Perched where the Santa Monica Mountains meet the Pacific, the Palisades was marketed in the early 1900s as refuge from the expanding city of Los Angeles: sunlit mesas, ocean views, and a Mediterranean climate. Over generations it transformed from a frontier for early filmmakers to a religious retreat, then a haven for refugees and artists, and finally a neighborhood of sprawling estates for the entertainment elite. That history, Vigliotti writes, fostered a confidence that people could tame the landscape — an illusion shattered on January 7, 2025.
A smoldering ember, likely ignited by fireworks in a patch of chaparral days earlier, flared into visible smoke before 10:30 a.m. Rescue teams were dispatched, but response was too slow to stop a fire that moved downslope into residential streets. With no defensible containment line, flames jumped into cul-de-sacs and neighborhoods the Los Angeles Fire Department had long identified as hard to protect. Traffic on Sunset Boulevard and other arteries ground to a halt as panicked residents fled; abandoned cars created chokepoints that kept engines out. Emergency radios begged civilians to shelter in place at higher elevations, but confusion and gridlock left large sections of the community effectively isolated.

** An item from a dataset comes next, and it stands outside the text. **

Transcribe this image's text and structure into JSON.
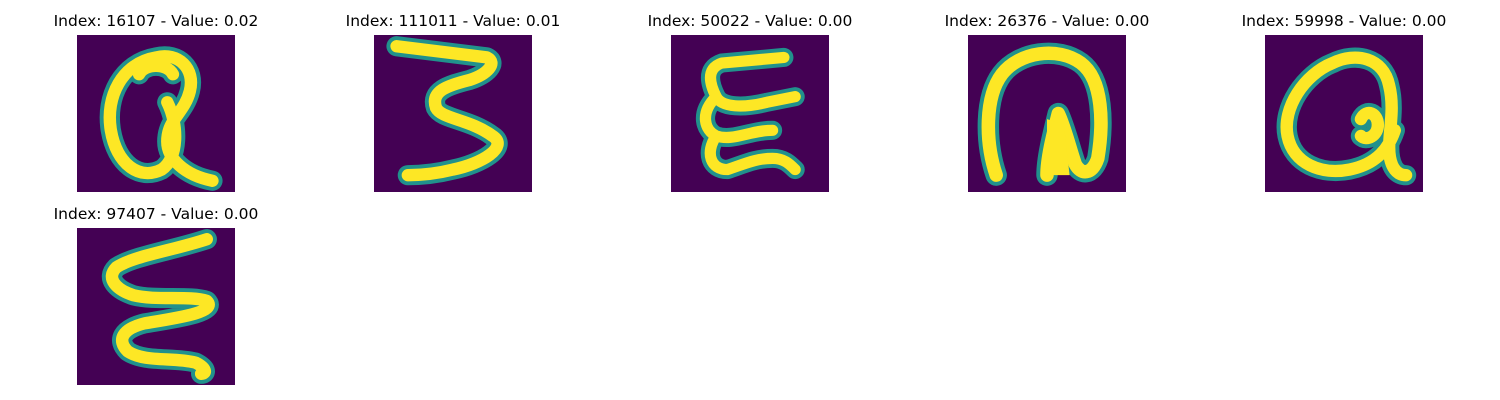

Homeowners who stayed behind battled towering flames with garden hoses while the fire fed on dry chaparral and groves of eucalyptus — fuel so flammable it behaved like accelerant. Winds that night gusted to hurricane strength, and what began as a brush fire fused into a single voracious front. At its fiercest the blaze consumed ground at an astonishing rate, roaring through neighborhoods for three days before enough additional resources could push it back into the hills. When the smoke finally cleared, the toll was staggering: about four out of every five structures in parts of the Palisades were gone, and large swaths of the business district lay flattened, reduced to ash and twisted metal.
Vigliotti argues this was not merely the result of bad luck. Years of decisions — permitting development in fire-prone areas, lagging building codes that predate today’s era of megafires, underfunded and aging firefighting fleets, and tactics designed for a less extreme climate — combined to make the town vulnerable. Officials blamed drought and wind in the immediate aftermath, while omitting how understaffed departments, delayed reinforcements, and blocked roads amplified the catastrophe. Private crews and residents themselves filled gaps the public system left open, but acknowledging that would have exposed systemic failures.
On the ground during the crisis, Vigliotti and his team saw what footage alone did not capture: hesitations by officials, resources that never arrived, and bureaucratic barriers that hindered response. He also watched recovery efforts take shape in ways he calls dangerously rushed. As Los Angeles prepared to host events tied to the Olympic spotlight, political leaders and developers moved quickly to rebuild — often prioritizing legacy, speed, and optics over resilience and long-term safety. What appeared as bipartisan cooperation, he contends, was too frequently a coalition pushing forward quick fixes rather than structural change.
The book is both an eyewitness account and an urgent warning. Vigliotti frames Pacific Palisades as a parable for communities worldwide facing a warming planet: when leaders allow outdated norms to persist and prioritize short-term gains, the consequences are amplified by climate-driven extremes. Rebuilding without embracing new ideas — tougher building standards, smarter land use, better-resourced fire services, and transparent accountability — risks repeating the same cycle.
Vigliotti stresses that meaningful reform will be difficult and require political courage. He draws a cautionary lesson about public memory and political incentives: when voters forget, politicians rarely pay the full price for risky decisions. His on-the-ground reporting, including pulling animals from burning homes and documenting the first critical days of the fire, gives the book a firsthand urgency.
Torched is positioned as more than a local chronicle; it’s an appeal to policymakers and communities to act before the next catastrophe. The Pacific Palisades fire, the author warns, is not an isolated tragedy — it’s a global warning about the high cost of ignoring how climate change reshapes risk, and about the perils of rebuilding quickly without addressing the vulnerabilities that allowed disaster to occur in the first place.